Case (cite)
Whatley v. State, 509 S.E.2d 45 (Ga. 1998)
“Whatley argues that the state used scientific evidence that was inherently unreliable. However, the record shows that all of the state’s experts who testified were properly qualified as expert witnesses by the trial court, and Whatley had no objection to any witness’ qualification. Harper v.

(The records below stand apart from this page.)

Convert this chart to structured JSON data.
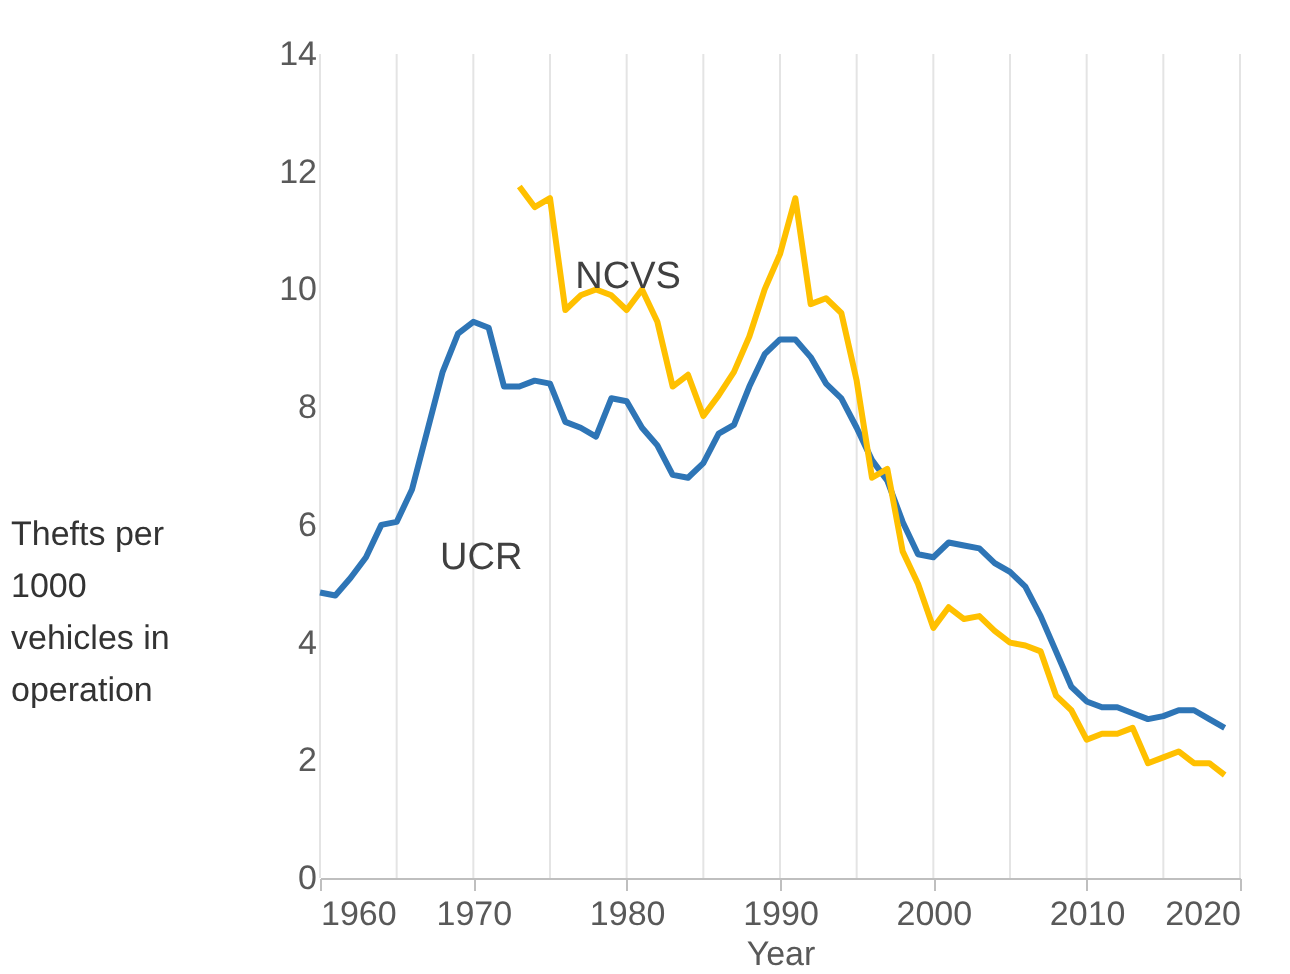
{
  "chart_data": {
    "type": "line",
    "xlabel": "Year",
    "ylabel": "Thefts per 1000 vehicles in operation",
    "xlim": [
      1960,
      2020
    ],
    "xticks": [
      1960,
      {
        "value": 1965,
        "label": null
      },
      1970,
      {
        "value": 1975,
        "label": null
      },
      1980,
      {
        "value": 1985,
        "label": null
      },
      1990,
      {
        "value": 1995,
        "label": null
      },
      2000,
      {
        "value": 2005,
        "label": null
      },
      2010,
      {
        "value": 2015,
        "label": null
      },
      2020
    ],
    "ylim": [
      0,
      14
    ],
    "yticks": [
      0,
      2,
      4,
      6,
      8,
      10,
      12,
      14
    ],
    "grid": "x",
    "legend": false,
    "marker": "none",
    "line_style": "solid",
    "series": [
      {
        "name": "UCR",
        "color": "#2e75b6",
        "x": [
          1960,
          1961,
          1962,
          1963,
          1964,
          1965,
          1966,
          1967,
          1968,
          1969,
          1970,
          1971,
          1972,
          1973,
          1974,
          1975,
          1976,
          1977,
          1978,
          1979,
          1980,
          1981,
          1982,
          1983,
          1984,
          1985,
          1986,
          1987,
          1988,
          1989,
          1990,
          1991,
          1992,
          1993,
          1994,
          1995,
          1996,
          1997,
          1998,
          1999,
          2000,
          2001,
          2002,
          2003,
          2004,
          2005,
          2006,
          2007,
          2008,
          2009,
          2010,
          2011,
          2012,
          2013,
          2014,
          2015,
          2016,
          2017,
          2018,
          2019
        ],
        "values": [
          4.85,
          4.8,
          5.1,
          5.45,
          6.0,
          6.05,
          6.6,
          7.6,
          8.6,
          9.25,
          9.45,
          9.35,
          8.35,
          8.35,
          8.45,
          8.4,
          7.75,
          7.65,
          7.5,
          8.15,
          8.1,
          7.65,
          7.35,
          6.85,
          6.8,
          7.05,
          7.55,
          7.7,
          8.35,
          8.9,
          9.15,
          9.15,
          8.85,
          8.4,
          8.15,
          7.65,
          7.1,
          6.75,
          6.05,
          5.5,
          5.45,
          5.7,
          5.65,
          5.6,
          5.35,
          5.2,
          4.95,
          4.45,
          3.85,
          3.25,
          3.0,
          2.9,
          2.9,
          2.8,
          2.7,
          2.75,
          2.85,
          2.85,
          2.7,
          2.55
        ]
      },
      {
        "name": "NCVS",
        "color": "#ffc000",
        "x": [
          1973,
          1974,
          1975,
          1976,
          1977,
          1978,
          1979,
          1980,
          1981,
          1982,
          1983,
          1984,
          1985,
          1986,
          1987,
          1988,
          1989,
          1990,
          1991,
          1992,
          1993,
          1994,
          1995,
          1996,
          1997,
          1998,
          1999,
          2000,
          2001,
          2002,
          2003,
          2004,
          2005,
          2006,
          2007,
          2008,
          2009,
          2010,
          2011,
          2012,
          2013,
          2014,
          2015,
          2016,
          2017,
          2018,
          2019
        ],
        "values": [
          11.75,
          11.4,
          11.55,
          9.65,
          9.9,
          10.0,
          9.9,
          9.65,
          10.0,
          9.45,
          8.35,
          8.55,
          7.85,
          8.2,
          8.6,
          9.2,
          10.0,
          10.6,
          11.55,
          9.75,
          9.85,
          9.6,
          8.45,
          6.8,
          6.95,
          5.55,
          5.0,
          4.25,
          4.6,
          4.4,
          4.45,
          4.2,
          4.0,
          3.95,
          3.85,
          3.1,
          2.85,
          2.35,
          2.45,
          2.45,
          2.55,
          1.95,
          2.05,
          2.15,
          1.95,
          1.95,
          1.75
        ]
      }
    ]
  }
}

State, 249 Ga. 519, 533(10), 292 S.E.2d 389 (1982). Furthermore, “[o]nce a procedure has been recognized in a substantial number of courts, a trial judge may judicially notice, without receiving evidence, that the procedure has been established with verifiable certainty, or that it rests upon the laws of nature.” Harper, supra at 526(1), 292 S.E.2d 389. The hair comparison, fiber comparison, fingerprint comparison, and ballistics evidence introduced in this case is not novel, and has been widely accepted in Georgia courts. In addition, Whatley did not object that any of the scientific evidence was unreliable, or that any testing procedure was improper. These issues are therefore waived on appeal. Harper, supra at 533(10), 292 S.E.2d 389. The trial court did not make the DNA findings required by Caldwell v. State, 260 Ga. 278, 286–287(1)(b), 393 S.E.2d 436 (1990), but Whatley did not object to the admission of the DNA evidence at trial and therefore cannot raise this error on appeal.”